Second-ranked Clemson defeated Boston College, 34-7, on Saturday in Death Valley. The Tigers improved to 4-0 (2-0 ACC), while the Eagles fell to 1-3 (0-2).
Here is a look back at how Clemson earned the victory:
The defenses dominated the day for the most part. Clemson — which averaged 520 yards of offense entering the game, a mark that ranked 14th nationally — was held to just 269 yards through three quarters before breaking out in the fourth. Boston College, meanwhile, mustered only 238 yards of offense.
Clemson quarterback Kelly Bryant cracked the scoreboard first at the 7:16 mark of the second quarter with an 11-yard touchdown run that capped a 13-play, 94-yard drive. A block by running back Tavien Feaster on the edge allowed Bryant to get outside and scamper into the end zone.
In the third quarter, Boston College took advantage of favorable field position to tie the game up. After sacking Bryant deep in Clemson territory on third down, the Eagles took over at the Tigers’ 37-yard line and needed just eight plays to find pay dirt. A.J. Dillon’s 1-yard rumble made the score 7-7 with 3:30 left in the third quarter.
However, Clemson’s offense began to click when it mattered most and recorded 213 yards in the final period. Adam Choice concluded a 10-play, 67-yard drive with a 6-yard touchdown run early in the fourth quarter that gave the Tigers the lead for good. On Clemson’s ensuing possession, freshman running back Travis Etienne gave his team some breathing room with an electric 50-yard touchdown sprint. Kelly Bryant iced the game with 2:50 remaining when he plunged into the end zone on a run from four yards out, before Etienne tacked on with a 10-yard touchdown run that provided the final margin.
What went right?
Clemson played lockdown defense, as it has all season thus far, and the unit’s stifling effort kept the team in the game until the offense figured things out late.

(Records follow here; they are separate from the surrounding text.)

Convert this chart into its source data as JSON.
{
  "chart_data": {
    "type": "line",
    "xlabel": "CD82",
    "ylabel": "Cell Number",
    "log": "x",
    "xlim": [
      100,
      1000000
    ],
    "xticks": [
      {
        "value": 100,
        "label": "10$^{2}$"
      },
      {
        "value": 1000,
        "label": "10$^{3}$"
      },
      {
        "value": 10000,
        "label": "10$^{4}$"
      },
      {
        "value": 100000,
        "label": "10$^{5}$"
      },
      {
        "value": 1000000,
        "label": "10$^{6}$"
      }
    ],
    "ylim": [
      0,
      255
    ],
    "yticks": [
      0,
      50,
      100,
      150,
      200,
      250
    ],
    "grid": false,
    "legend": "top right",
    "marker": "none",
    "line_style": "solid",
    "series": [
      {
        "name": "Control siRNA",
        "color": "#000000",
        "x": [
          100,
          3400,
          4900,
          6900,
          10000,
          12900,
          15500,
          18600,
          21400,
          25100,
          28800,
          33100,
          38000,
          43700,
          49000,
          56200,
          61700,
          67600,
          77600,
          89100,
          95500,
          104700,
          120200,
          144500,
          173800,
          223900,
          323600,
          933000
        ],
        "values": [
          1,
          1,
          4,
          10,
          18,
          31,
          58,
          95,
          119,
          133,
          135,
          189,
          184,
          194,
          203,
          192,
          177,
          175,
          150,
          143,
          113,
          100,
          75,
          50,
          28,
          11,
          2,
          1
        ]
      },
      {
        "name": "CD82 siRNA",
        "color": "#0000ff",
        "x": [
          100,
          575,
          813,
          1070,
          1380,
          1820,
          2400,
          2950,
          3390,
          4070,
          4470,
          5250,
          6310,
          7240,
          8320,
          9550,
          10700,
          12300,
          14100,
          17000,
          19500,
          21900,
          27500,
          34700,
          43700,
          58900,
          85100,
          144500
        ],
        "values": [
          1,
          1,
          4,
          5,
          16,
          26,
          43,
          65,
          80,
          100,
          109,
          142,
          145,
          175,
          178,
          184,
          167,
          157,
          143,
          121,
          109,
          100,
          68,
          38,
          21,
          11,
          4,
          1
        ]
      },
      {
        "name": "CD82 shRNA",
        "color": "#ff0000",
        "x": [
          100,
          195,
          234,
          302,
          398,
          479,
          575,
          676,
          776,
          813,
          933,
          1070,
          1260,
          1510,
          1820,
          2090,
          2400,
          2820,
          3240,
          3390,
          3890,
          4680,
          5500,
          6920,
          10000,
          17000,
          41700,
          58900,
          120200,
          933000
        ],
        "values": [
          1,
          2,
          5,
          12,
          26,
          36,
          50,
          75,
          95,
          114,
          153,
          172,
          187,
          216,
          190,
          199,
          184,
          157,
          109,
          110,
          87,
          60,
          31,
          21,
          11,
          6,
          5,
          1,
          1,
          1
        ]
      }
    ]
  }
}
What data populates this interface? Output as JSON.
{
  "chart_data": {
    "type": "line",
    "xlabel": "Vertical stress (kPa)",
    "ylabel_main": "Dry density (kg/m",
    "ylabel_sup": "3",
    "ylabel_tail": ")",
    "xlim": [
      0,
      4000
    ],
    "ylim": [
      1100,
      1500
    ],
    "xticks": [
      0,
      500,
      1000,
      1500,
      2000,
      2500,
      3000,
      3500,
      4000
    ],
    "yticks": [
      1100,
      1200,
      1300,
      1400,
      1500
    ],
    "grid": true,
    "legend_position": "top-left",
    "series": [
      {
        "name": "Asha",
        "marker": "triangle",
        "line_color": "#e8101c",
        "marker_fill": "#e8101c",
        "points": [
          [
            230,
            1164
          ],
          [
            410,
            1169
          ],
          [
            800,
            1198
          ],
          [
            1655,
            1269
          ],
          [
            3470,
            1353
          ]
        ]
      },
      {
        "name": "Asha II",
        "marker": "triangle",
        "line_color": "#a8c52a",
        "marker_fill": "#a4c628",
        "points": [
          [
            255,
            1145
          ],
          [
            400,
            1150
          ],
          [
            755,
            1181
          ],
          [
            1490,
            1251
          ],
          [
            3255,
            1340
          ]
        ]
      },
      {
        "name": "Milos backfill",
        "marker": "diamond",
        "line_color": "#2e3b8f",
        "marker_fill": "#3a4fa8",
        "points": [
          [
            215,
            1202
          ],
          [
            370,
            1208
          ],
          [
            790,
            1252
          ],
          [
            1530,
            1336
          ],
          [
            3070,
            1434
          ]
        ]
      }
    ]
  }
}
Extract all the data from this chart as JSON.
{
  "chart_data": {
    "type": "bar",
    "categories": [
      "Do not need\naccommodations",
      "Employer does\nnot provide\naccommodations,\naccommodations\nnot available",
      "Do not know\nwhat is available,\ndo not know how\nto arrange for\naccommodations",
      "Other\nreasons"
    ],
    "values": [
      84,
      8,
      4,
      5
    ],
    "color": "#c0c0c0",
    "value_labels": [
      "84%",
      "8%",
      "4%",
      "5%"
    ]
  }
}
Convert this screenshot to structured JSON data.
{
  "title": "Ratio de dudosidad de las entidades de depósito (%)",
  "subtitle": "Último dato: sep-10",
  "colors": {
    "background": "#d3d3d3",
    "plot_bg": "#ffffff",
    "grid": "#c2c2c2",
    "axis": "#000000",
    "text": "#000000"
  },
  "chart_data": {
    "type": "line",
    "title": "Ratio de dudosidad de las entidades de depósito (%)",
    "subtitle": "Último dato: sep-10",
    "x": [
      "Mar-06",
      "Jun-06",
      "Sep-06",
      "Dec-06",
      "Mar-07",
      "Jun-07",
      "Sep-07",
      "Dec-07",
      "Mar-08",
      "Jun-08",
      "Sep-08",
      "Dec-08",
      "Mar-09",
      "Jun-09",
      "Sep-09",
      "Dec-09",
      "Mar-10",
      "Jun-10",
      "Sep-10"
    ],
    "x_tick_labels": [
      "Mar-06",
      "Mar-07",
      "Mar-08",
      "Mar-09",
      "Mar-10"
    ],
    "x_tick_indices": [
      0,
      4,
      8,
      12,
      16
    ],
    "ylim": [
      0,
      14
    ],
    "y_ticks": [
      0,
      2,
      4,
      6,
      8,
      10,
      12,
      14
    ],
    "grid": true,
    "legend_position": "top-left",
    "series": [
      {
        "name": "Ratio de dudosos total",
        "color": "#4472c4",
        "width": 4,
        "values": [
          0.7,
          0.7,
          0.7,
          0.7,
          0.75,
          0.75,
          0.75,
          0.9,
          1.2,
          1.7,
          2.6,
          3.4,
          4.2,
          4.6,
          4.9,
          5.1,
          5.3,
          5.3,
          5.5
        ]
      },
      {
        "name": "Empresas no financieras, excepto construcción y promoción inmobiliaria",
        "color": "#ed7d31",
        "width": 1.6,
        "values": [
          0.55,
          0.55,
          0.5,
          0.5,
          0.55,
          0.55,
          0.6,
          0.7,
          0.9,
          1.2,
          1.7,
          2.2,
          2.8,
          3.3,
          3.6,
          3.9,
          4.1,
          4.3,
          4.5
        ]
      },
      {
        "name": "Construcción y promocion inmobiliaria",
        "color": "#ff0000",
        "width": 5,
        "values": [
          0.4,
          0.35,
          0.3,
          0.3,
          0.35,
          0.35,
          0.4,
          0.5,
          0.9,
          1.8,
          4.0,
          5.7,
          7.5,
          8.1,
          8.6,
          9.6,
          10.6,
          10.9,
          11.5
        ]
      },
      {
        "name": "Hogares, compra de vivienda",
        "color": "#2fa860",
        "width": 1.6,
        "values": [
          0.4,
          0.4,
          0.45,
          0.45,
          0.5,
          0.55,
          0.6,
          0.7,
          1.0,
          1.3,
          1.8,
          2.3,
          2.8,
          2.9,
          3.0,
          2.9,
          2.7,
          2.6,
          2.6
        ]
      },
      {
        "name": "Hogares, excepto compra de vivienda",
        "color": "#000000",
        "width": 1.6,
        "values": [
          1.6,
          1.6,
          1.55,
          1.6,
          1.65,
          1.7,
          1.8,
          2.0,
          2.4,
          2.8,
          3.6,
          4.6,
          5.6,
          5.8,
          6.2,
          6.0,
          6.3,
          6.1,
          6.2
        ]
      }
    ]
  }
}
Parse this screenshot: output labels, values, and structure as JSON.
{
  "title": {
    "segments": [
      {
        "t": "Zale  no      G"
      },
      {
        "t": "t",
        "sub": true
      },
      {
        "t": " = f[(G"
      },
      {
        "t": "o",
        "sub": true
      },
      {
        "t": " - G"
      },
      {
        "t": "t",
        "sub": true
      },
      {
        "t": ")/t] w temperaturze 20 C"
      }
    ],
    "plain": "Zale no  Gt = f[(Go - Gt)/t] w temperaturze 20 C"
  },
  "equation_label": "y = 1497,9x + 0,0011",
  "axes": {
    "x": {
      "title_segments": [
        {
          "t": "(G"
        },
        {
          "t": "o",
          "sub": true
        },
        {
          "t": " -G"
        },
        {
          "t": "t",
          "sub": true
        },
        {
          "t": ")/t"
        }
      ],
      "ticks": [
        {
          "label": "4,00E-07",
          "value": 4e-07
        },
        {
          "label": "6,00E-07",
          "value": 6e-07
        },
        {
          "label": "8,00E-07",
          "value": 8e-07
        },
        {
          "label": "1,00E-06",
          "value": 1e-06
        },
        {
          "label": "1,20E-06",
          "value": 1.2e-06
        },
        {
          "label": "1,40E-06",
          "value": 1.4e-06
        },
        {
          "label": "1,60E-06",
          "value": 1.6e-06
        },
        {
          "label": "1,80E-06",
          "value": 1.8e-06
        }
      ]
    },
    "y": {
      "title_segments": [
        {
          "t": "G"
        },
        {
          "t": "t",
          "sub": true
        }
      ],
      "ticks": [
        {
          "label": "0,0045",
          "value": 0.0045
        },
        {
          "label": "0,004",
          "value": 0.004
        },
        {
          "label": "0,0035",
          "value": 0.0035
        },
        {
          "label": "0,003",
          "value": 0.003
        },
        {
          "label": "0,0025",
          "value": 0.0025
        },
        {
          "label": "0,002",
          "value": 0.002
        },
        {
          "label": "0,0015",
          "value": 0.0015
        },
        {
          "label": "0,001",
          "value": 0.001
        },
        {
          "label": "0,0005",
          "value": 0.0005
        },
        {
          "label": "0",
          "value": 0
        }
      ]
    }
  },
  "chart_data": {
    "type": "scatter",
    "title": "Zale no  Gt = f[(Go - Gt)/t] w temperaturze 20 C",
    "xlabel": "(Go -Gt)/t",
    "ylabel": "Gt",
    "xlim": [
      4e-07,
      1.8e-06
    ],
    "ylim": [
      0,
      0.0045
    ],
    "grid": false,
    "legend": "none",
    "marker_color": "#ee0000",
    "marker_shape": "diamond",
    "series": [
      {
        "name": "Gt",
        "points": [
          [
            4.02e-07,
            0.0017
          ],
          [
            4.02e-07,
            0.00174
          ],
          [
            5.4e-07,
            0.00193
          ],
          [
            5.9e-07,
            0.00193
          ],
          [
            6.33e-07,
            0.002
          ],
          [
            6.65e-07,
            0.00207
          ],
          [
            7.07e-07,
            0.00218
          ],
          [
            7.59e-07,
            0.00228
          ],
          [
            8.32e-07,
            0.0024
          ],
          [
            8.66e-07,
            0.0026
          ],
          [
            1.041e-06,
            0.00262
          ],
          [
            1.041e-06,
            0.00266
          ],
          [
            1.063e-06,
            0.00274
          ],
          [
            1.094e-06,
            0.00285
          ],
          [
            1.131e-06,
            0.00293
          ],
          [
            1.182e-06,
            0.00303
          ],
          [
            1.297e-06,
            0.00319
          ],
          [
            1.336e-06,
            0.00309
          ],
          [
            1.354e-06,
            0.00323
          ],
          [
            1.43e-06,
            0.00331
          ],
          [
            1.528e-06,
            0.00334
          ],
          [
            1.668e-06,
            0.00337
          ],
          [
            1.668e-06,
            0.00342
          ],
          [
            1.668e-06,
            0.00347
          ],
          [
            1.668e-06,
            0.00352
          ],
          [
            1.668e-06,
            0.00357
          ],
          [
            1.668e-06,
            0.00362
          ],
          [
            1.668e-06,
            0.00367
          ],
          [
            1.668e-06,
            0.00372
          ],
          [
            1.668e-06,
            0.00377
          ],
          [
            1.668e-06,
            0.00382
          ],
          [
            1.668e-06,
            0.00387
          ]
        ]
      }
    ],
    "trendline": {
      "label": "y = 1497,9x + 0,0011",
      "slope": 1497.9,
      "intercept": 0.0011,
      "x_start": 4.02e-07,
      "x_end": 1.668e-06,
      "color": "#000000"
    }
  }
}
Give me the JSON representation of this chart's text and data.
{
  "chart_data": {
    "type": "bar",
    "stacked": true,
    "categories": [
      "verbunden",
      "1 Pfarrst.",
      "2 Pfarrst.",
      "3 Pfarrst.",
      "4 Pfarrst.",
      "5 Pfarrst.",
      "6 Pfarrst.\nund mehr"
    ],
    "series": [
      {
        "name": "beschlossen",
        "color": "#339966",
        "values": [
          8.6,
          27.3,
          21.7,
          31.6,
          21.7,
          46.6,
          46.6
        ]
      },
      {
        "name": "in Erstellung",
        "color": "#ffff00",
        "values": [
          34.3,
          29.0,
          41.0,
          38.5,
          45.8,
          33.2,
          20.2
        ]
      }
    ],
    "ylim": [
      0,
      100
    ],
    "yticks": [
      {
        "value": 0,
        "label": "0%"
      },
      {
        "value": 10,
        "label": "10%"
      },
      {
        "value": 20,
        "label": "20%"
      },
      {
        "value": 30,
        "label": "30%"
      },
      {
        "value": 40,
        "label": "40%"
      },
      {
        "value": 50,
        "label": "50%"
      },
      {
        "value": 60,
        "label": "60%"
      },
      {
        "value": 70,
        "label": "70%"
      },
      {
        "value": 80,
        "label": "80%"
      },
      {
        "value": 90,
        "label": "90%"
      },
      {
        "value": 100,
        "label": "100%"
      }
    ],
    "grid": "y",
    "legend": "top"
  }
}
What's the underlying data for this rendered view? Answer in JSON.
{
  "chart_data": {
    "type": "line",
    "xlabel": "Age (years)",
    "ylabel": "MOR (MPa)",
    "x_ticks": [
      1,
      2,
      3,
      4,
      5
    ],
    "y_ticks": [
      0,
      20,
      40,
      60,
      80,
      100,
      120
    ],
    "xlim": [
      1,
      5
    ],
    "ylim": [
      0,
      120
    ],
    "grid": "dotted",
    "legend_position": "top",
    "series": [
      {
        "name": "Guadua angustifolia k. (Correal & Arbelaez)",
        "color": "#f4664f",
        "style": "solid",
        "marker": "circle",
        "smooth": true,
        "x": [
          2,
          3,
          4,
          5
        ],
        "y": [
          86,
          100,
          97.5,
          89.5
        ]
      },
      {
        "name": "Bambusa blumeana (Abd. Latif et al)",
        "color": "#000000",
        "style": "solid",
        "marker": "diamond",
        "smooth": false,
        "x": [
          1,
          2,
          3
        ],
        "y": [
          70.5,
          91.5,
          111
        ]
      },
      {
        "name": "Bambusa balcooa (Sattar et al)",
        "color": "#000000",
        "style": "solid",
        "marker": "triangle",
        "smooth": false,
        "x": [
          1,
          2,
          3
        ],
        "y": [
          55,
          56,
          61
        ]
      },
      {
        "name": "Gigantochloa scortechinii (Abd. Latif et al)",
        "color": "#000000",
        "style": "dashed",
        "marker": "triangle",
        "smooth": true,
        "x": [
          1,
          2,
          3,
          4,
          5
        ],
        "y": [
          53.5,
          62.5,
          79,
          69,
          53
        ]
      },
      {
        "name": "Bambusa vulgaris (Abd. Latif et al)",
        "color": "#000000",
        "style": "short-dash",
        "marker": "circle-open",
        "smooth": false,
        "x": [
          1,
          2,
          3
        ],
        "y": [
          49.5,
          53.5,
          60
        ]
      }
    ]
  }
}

Boston College had only 12 first downs, went 4-of-16 on third-down attempts and averaged 3.6 yards per play. Clemson forced two turnovers courtesy of interceptions by cornerbacks Trayvon Mullen and A.J. Terrell. The Tigers were disruptive all game long with six tackles for loss, five pass breakups and 10 quarterback hurries.
The biggest positive for Clemson offensively was that it ran for 342 yards on 58 carries, an average of 5.9 yards per attempt.
What went wrong?
The Tigers committed two turnovers and were lucky that it was only two. Bryant threw two interceptions, though Boston College defensive end Harold Landry forced one of the picks by hitting Bryant’s arm and causing the ball to pop into the air. Both Bryant and C.J. Fuller fumbled, as well, but the Tigers recovered both. Offensive guard Taylor Hearn recovered Bryant’s fumble and ran for a first down on Clemson’s first scoring drive of the game.
Another negative was that Clemson lost the field position battle. The Tigers started five drives inside their own 10-yard line and had an average field position of their own 24-yard line.
Early in the fourth quarter, a big catch by sophomore wide receiver Diondre Overton on third down led to Clemson’s go-ahead score. With the game knotted at 7-7, Overton hauled in a 23-yard pass from Kelly Bryant that put the Tigers at Boston College’s 6-yard line. A play later, Choice ran into the end zone and gave Clemson a lead it wouldn’t relinquish. Had Overton not made the catch, it would have been fourth-and-9 from Boston College’s 29-yard line, and things could have turned out differently.